(Posted on 19 april 2012)
Sri Sharad Pawar, (Union Minister for Agriculture, Government of India) launched the first phase of the National Dairy Plan (‘Mission Milk’) today (19 April 2012) at National Dairy Development Board, (Anand, Gujarat) in the presence of Sri. Narendra Modi, the Chief Minister of Gujarat. Mr Pawar hoped that the NDP will be the first step in the country’s renewed efforts to augment the milk production.
The first phase with an outlay of Rs. 2242 cr. is part of an ambitious 15-year-long National Dairy Plan with an estimated project cost of Rs. 17,300 crores. The credit support of Rs. 1584 cr, by the International Development Agency of World Bank, the GOI share of Rs. 176 cr, share of Rs 282 cr of the End Implementing Agencies of the participating states and Rs. 200 cr from NDDB together constitute the fund outlay of the Phase I. This six-year first phase will be implemented in the 14 major milk producing States of Punjab, Uttar Pradesh, Gujarat, Orissa, Madhya Pradesh, Rajasthan, West Bengal, Bihar, Maharashtra, Karnataka, Andhra Pradesh, Tamil Nadu, Haryana and Kerala.

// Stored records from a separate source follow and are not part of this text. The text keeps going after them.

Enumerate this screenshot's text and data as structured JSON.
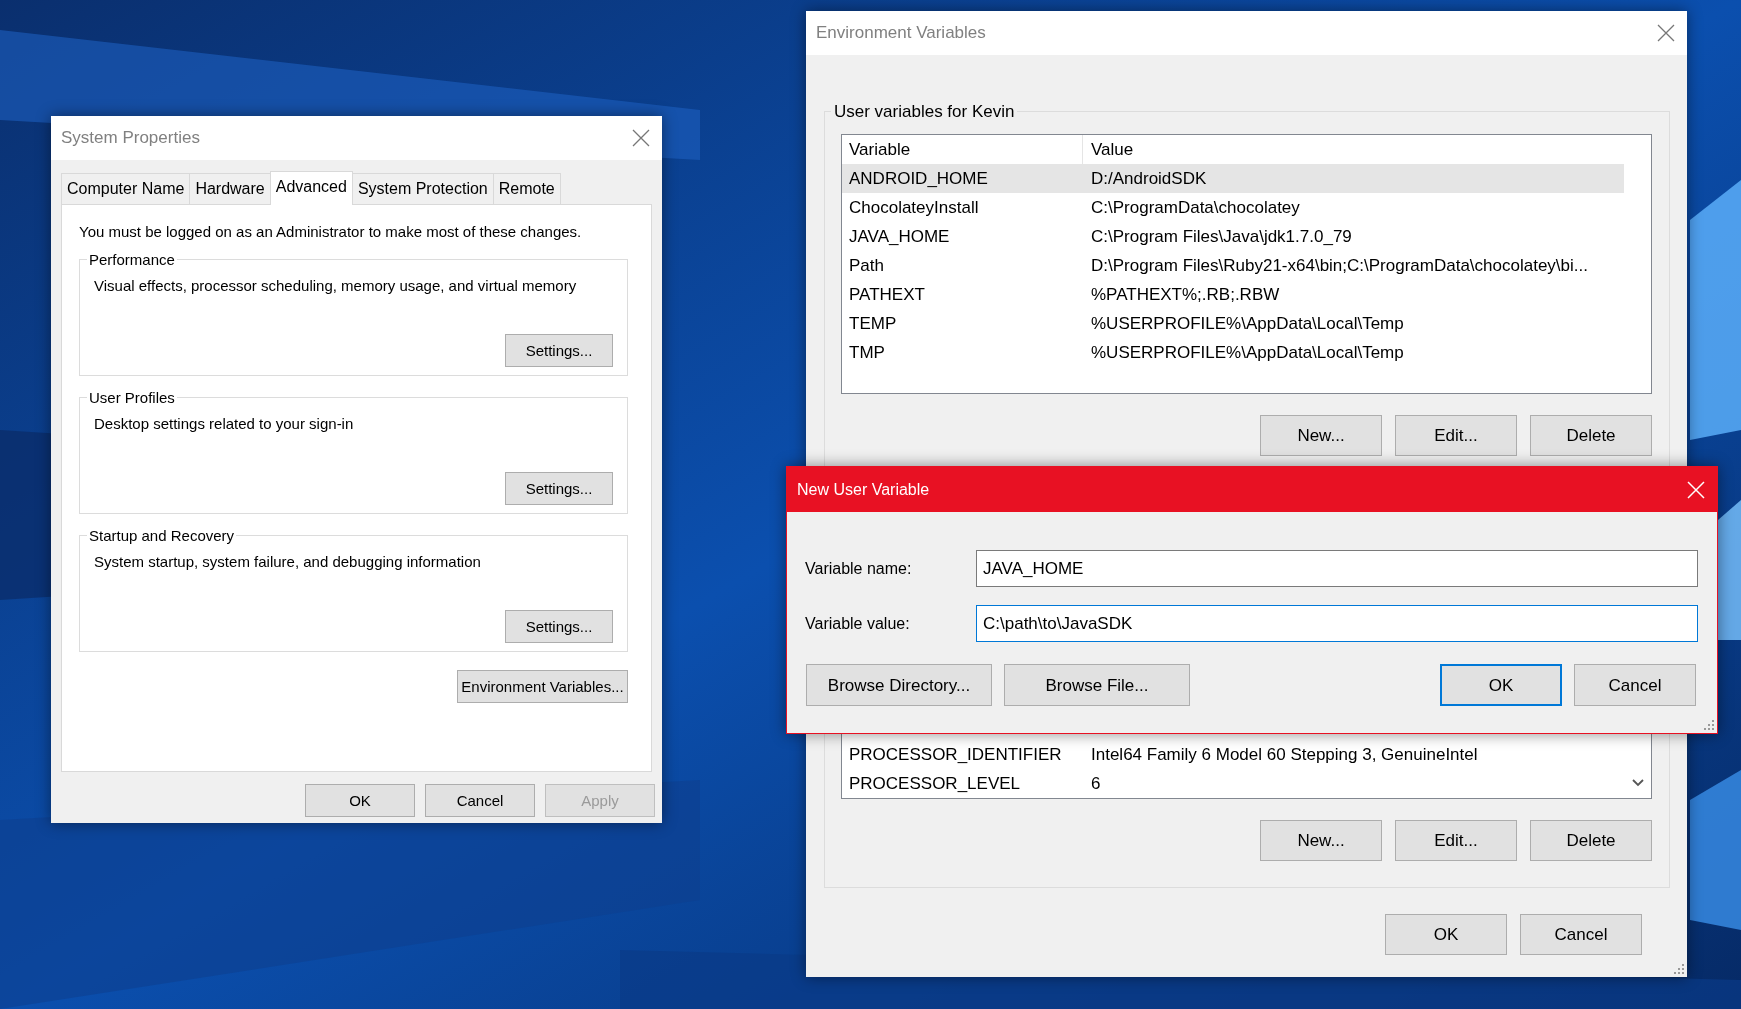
{
  "system_properties": {
    "title": "System Properties",
    "tabs": [
      {
        "label": "Computer Name",
        "selected": false
      },
      {
        "label": "Hardware",
        "selected": false
      },
      {
        "label": "Advanced",
        "selected": true
      },
      {
        "label": "System Protection",
        "selected": false
      },
      {
        "label": "Remote",
        "selected": false
      }
    ],
    "notice": "You must be logged on as an Administrator to make most of these changes.",
    "groups": [
      {
        "title": "Performance",
        "description": "Visual effects, processor scheduling, memory usage, and virtual memory",
        "button": "Settings..."
      },
      {
        "title": "User Profiles",
        "description": "Desktop settings related to your sign-in",
        "button": "Settings..."
      },
      {
        "title": "Startup and Recovery",
        "description": "System startup, system failure, and debugging information",
        "button": "Settings..."
      }
    ],
    "env_button": "Environment Variables...",
    "buttons": [
      {
        "label": "OK",
        "disabled": false
      },
      {
        "label": "Cancel",
        "disabled": false
      },
      {
        "label": "Apply",
        "disabled": true
      }
    ]
  },
  "environment_variables": {
    "title": "Environment Variables",
    "user_group": {
      "title": "User variables for Kevin",
      "columns": [
        "Variable",
        "Value"
      ],
      "rows": [
        {
          "variable": "ANDROID_HOME",
          "value": "D:/AndroidSDK",
          "selected": true
        },
        {
          "variable": "ChocolateyInstall",
          "value": "C:\\ProgramData\\chocolatey",
          "selected": false
        },
        {
          "variable": "JAVA_HOME",
          "value": "C:\\Program Files\\Java\\jdk1.7.0_79",
          "selected": false
        },
        {
          "variable": "Path",
          "value": "D:\\Program Files\\Ruby21-x64\\bin;C:\\ProgramData\\chocolatey\\bi...",
          "selected": false
        },
        {
          "variable": "PATHEXT",
          "value": "%PATHEXT%;.RB;.RBW",
          "selected": false
        },
        {
          "variable": "TEMP",
          "value": "%USERPROFILE%\\AppData\\Local\\Temp",
          "selected": false
        },
        {
          "variable": "TMP",
          "value": "%USERPROFILE%\\AppData\\Local\\Temp",
          "selected": false
        }
      ],
      "buttons": [
        "New...",
        "Edit...",
        "Delete"
      ]
    },
    "system_group": {
      "rows": [
        {
          "variable": "PROCESSOR_IDENTIFIER",
          "value": "Intel64 Family 6 Model 60 Stepping 3, GenuineIntel"
        },
        {
          "variable": "PROCESSOR_LEVEL",
          "value": "6"
        }
      ],
      "buttons": [
        "New...",
        "Edit...",
        "Delete"
      ]
    },
    "buttons": [
      "OK",
      "Cancel"
    ]
  },
  "new_user_variable": {
    "title": "New User Variable",
    "fields": [
      {
        "label": "Variable name:",
        "value": "JAVA_HOME",
        "focused": false
      },
      {
        "label": "Variable value:",
        "value": "C:\\path\\to\\JavaSDK",
        "focused": true
      }
    ],
    "browse_buttons": [
      "Browse Directory...",
      "Browse File..."
    ],
    "buttons": [
      {
        "label": "OK",
        "default": true
      },
      {
        "label": "Cancel",
        "default": false
      }
    ]
  }
}
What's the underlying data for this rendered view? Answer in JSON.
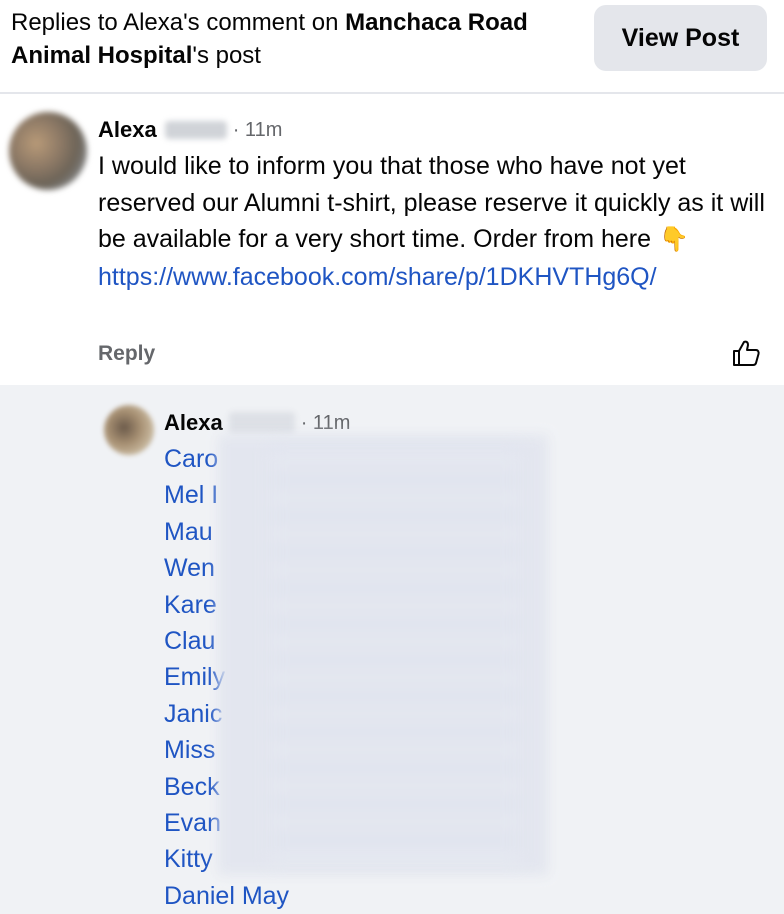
{
  "header": {
    "prefix": "Replies to Alexa's comment on ",
    "page_name": "Manchaca Road Animal Hospital",
    "suffix": "'s post",
    "view_post_label": "View Post"
  },
  "comment": {
    "author": "Alexa",
    "time": "· 11m",
    "text": "I would like to inform you that those who have not yet reserved our Alumni t-shirt, please reserve it quickly as it will be available for a very short time. Order from here",
    "emoji": "👇",
    "link": "https://www.facebook.com/share/p/1DKHVTHg6Q/",
    "reply_label": "Reply",
    "like_icon": "thumbs-up-outline-icon"
  },
  "reply": {
    "author": "Alexa",
    "time": "· 11m",
    "tags": [
      "Caro",
      "Mel I",
      "Mau",
      "Wen",
      "Kare",
      "Clau",
      "Emily",
      "Janic",
      "Miss",
      "Beck",
      "Evan",
      "Kitty",
      "Daniel May"
    ]
  },
  "colors": {
    "link": "#1f55c3",
    "secondary_text": "#65676b",
    "reply_background": "#f0f2f5",
    "button_background": "#e4e6eb"
  }
}
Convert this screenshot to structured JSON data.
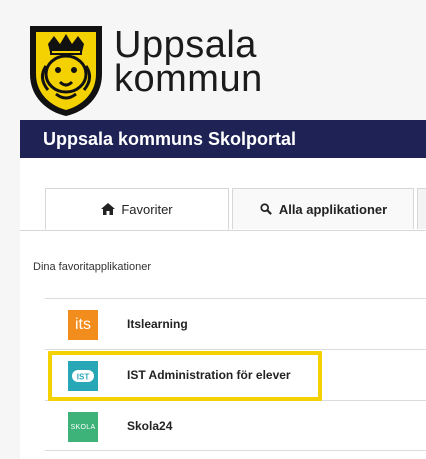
{
  "brand": {
    "line1": "Uppsala",
    "line2": "kommun",
    "crest_icon": "lion-crown-crest-icon",
    "crest_color": "#f4d100"
  },
  "header": {
    "title": "Uppsala kommuns Skolportal",
    "bg_color": "#1f2255"
  },
  "tabs": [
    {
      "label": "Favoriter",
      "icon": "home-icon",
      "active": true
    },
    {
      "label": "Alla applikationer",
      "icon": "search-icon",
      "active": false
    }
  ],
  "favorites": {
    "section_label": "Dina favoritapplikationer",
    "apps": [
      {
        "name": "Itslearning",
        "icon_text": "its",
        "icon_color": "#f28c1c"
      },
      {
        "name": "IST Administration för elever",
        "icon_text": "IST",
        "icon_color": "#28a8b7",
        "highlighted": true
      },
      {
        "name": "Skola24",
        "icon_text": "SKOLA",
        "icon_color": "#3db37a"
      }
    ]
  },
  "highlight_color": "#f4d100"
}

Aimed at increasing productivity of the 2.7 million milch animals, providingthe milk producers from 40000 villages greater access with organized processing sector and to modernizing village-level infrastructure for milk collection and storage, this multi agency-state initiative got administrative approval from the Dept. of Animal Husbandry, Dairying and Fisheries on 16 March 2012
With a production of 116.2 million tonnes of milk, India remained on top and contributed 16% of the world milk production. India will require about 150 million tonnes of milk by 2016-17 and 200-210 million tonnes by 2021-22. While the production of milk grows at 3% per annum, the consumption grows by 5%. The current efforts are aimed at bridging the gap in demand and supply. The milk processing and marketing capacity created by the cooperative sector over 30 years is equalled by the private sector in the last 15 years. Covering 21% of india’s villages and 18% rural households, the cooperative sector procures 16% of the country’s marketable surplus of milk. This sector expects a procurement rate of 20% of the marketable surplus by 2016-17 and 50% share of that handled by the organized sector.